Sinisa era un guerriero, non per modo di dire: la sua guerra era dimostrarsi più forte di chi lo sfidava. Per se stesso, non per far sentire deboli gli altri. Lo faceva con gli avversari, lo ha fatto con la leucemia. Per lui era sempre troppo presto per smettere di combattere e non era mai tardi per incoraggiare qualcuno, un amico, un compagno o un suo giocatore, a non mollare.

E come si fa, lo ha fatto vedere da quando si è ammalato anche a chi non lo aveva mai conosciuto, a chi ne aveva solo sentito parlare, a chi non sapeva neanche chi era ma aveva voluto scoprirlo. Perché Sinisa ha lottato fino all’ultimo istante come un leone, esattamente come era abituato a fare in campo.

Per sempre al mio fianco. Mancini chiude il lungo ricordo di Mihajlovic esattamente come lui gli avrebbe chiesto: non abbatterti e guarda avanti anche se fa male. La lezione che gli ha lasciato è stata questa: mostrare le proprie debolezze – il tecnico del Bologna lo fece nella conferenza del 2019, quando annunciò ufficialmente la sua malattia – è una forza, non indice di fragilità.
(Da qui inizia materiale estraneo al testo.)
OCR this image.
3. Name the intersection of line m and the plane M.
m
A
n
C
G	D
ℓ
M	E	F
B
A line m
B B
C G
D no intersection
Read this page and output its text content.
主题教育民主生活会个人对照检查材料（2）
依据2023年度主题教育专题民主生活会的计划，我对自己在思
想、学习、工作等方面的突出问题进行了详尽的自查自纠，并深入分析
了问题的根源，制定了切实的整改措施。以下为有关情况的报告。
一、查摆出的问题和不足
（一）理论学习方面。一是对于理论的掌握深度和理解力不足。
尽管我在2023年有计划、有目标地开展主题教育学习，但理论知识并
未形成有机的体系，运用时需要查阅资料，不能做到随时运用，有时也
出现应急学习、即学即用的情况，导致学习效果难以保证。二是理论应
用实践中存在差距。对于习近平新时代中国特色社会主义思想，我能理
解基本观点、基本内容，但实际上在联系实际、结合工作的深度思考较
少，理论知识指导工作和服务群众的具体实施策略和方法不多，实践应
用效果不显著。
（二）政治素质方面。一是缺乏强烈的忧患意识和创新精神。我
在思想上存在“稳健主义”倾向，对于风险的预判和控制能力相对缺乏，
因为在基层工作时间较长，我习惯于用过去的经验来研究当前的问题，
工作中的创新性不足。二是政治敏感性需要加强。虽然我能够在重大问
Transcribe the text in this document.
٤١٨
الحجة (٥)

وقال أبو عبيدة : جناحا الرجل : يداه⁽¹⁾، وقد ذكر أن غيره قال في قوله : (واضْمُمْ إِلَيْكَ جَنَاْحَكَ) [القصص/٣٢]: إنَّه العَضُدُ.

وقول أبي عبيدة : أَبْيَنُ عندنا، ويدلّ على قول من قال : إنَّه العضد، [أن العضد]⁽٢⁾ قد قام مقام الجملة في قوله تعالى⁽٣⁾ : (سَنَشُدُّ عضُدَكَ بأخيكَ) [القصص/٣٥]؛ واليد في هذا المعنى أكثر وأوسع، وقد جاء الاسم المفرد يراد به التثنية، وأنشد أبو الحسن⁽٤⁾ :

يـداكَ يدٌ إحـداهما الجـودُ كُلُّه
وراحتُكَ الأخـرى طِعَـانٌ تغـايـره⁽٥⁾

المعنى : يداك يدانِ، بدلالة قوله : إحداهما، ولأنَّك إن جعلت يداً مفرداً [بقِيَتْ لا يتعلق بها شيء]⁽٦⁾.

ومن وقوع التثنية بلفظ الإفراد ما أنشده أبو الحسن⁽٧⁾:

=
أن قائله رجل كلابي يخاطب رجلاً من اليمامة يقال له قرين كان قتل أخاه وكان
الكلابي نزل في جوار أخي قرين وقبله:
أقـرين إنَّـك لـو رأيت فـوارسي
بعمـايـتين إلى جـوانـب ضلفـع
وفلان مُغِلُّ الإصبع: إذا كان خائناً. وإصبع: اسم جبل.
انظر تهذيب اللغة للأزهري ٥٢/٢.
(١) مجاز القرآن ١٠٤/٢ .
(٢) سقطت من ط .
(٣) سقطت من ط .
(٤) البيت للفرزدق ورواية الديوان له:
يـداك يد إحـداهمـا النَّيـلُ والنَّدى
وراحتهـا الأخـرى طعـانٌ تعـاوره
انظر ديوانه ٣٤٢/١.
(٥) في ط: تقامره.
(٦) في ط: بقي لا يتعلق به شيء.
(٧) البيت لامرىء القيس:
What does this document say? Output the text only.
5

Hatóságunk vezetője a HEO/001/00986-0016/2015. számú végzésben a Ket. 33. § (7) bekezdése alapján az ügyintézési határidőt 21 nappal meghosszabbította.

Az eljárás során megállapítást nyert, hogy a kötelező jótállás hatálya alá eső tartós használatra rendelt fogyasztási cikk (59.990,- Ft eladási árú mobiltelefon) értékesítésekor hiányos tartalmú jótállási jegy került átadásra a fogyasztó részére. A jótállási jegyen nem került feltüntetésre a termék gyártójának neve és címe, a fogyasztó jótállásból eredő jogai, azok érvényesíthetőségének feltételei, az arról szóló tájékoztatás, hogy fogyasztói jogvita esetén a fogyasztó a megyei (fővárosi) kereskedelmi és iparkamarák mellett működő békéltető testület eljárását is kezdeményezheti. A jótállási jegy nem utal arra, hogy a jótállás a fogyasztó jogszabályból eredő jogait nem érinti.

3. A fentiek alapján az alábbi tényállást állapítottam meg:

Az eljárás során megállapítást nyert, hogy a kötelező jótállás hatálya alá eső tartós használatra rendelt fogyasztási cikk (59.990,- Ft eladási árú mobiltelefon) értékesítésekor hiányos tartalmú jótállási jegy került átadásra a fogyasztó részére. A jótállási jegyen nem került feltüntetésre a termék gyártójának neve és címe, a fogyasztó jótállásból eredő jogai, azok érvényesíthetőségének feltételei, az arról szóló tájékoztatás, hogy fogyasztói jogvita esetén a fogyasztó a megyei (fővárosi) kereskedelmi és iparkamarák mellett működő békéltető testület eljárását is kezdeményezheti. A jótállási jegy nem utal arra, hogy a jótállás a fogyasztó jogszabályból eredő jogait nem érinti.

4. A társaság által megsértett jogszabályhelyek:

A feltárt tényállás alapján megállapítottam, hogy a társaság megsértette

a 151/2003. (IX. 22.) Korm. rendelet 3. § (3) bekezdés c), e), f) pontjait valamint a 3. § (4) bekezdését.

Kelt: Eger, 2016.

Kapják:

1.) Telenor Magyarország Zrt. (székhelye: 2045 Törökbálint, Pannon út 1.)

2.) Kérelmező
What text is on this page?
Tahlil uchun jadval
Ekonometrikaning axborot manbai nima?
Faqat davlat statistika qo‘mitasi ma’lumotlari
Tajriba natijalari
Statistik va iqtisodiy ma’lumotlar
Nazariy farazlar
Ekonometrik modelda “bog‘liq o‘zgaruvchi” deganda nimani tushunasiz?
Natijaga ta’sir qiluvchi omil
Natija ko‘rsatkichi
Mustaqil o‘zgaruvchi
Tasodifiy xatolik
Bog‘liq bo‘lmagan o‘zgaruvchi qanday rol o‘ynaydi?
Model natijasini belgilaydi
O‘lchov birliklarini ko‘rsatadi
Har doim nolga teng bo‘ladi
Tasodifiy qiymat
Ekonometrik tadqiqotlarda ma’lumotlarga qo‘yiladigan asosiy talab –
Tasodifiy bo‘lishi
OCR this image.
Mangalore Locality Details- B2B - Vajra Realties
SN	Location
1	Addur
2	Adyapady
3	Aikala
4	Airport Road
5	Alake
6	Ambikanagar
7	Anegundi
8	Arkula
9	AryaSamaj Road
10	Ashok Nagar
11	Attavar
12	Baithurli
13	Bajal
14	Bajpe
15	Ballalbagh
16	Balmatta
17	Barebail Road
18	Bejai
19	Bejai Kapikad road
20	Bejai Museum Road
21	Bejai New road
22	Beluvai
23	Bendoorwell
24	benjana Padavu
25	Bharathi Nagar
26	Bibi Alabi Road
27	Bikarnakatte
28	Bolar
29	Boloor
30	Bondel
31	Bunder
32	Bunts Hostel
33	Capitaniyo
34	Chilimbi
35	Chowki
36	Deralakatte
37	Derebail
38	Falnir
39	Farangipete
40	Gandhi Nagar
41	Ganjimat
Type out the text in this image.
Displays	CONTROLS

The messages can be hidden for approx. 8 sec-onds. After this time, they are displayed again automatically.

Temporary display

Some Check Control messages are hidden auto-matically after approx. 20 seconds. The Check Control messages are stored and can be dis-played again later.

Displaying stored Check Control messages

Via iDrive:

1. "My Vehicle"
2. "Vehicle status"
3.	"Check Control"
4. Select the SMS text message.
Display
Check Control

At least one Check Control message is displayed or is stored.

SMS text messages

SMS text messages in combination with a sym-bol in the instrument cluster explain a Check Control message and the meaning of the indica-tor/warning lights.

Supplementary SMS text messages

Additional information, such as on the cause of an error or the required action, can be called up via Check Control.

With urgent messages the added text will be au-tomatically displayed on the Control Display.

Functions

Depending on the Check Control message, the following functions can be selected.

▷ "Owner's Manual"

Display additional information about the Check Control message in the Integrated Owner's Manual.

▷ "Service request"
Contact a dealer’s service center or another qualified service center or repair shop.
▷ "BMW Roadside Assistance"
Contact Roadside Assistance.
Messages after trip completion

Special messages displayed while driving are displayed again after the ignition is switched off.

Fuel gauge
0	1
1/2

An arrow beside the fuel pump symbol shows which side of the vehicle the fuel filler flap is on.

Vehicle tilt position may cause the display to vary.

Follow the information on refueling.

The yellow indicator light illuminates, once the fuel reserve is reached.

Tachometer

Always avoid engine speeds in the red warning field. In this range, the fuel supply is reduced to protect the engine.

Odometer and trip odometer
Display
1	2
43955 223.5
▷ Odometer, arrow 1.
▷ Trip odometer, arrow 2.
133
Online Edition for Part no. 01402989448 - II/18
È proprio così che Sinisa resterà per sempre al mio fianco, anche se non c’è più, come ha fatto a Genova, a Roma, a Milano, e successivamente anche quando abbiamo preso strade diverse – ha aggiunto Mancini -. Per questo, ora che l’ho salutato per sempre, mi piace pensare che in realtà non è vero che non ho più un fratello: semplicemente, è andato da un’altra parte, ovunque sia, e da lì continuerà a farmi sentire la sua forza come faceva con quelle mani d’acciaio.

E a darmi assist come quel giorno a Parma: da anni si parla di quel mio gol di tacco, ma il corner che aveva battuto Sinisa era disegnato, e in campo ci conoscevamo ormai così bene che sapevo perfettamente dove e come quel cross sarebbe arrivato. Quel corner era un regalo per sempre, perché mi ispirò il gol più bello che abbia mai segnato nella mia vita. Anche lui ne ha segnati di bellissimi, mai quanto l’ultimo: l’energia che ci ha trasmesso in questi tre anni, l’amore per la vita al quale ci ha educato. Per questo lo sento ancora al mio fianco, e lì sarà per sempre.

Domenica ci sarà la camera ardente in Campidoglio. Lunedì 19 dicembre saranno celebrati i funerali nella basilica di Santa Maria degli Angeli a Roma. L'ultimo saluto a Sinisa che, per dirla alla Mancini, non se n'è andato per sempre ma solo da un'altra parte.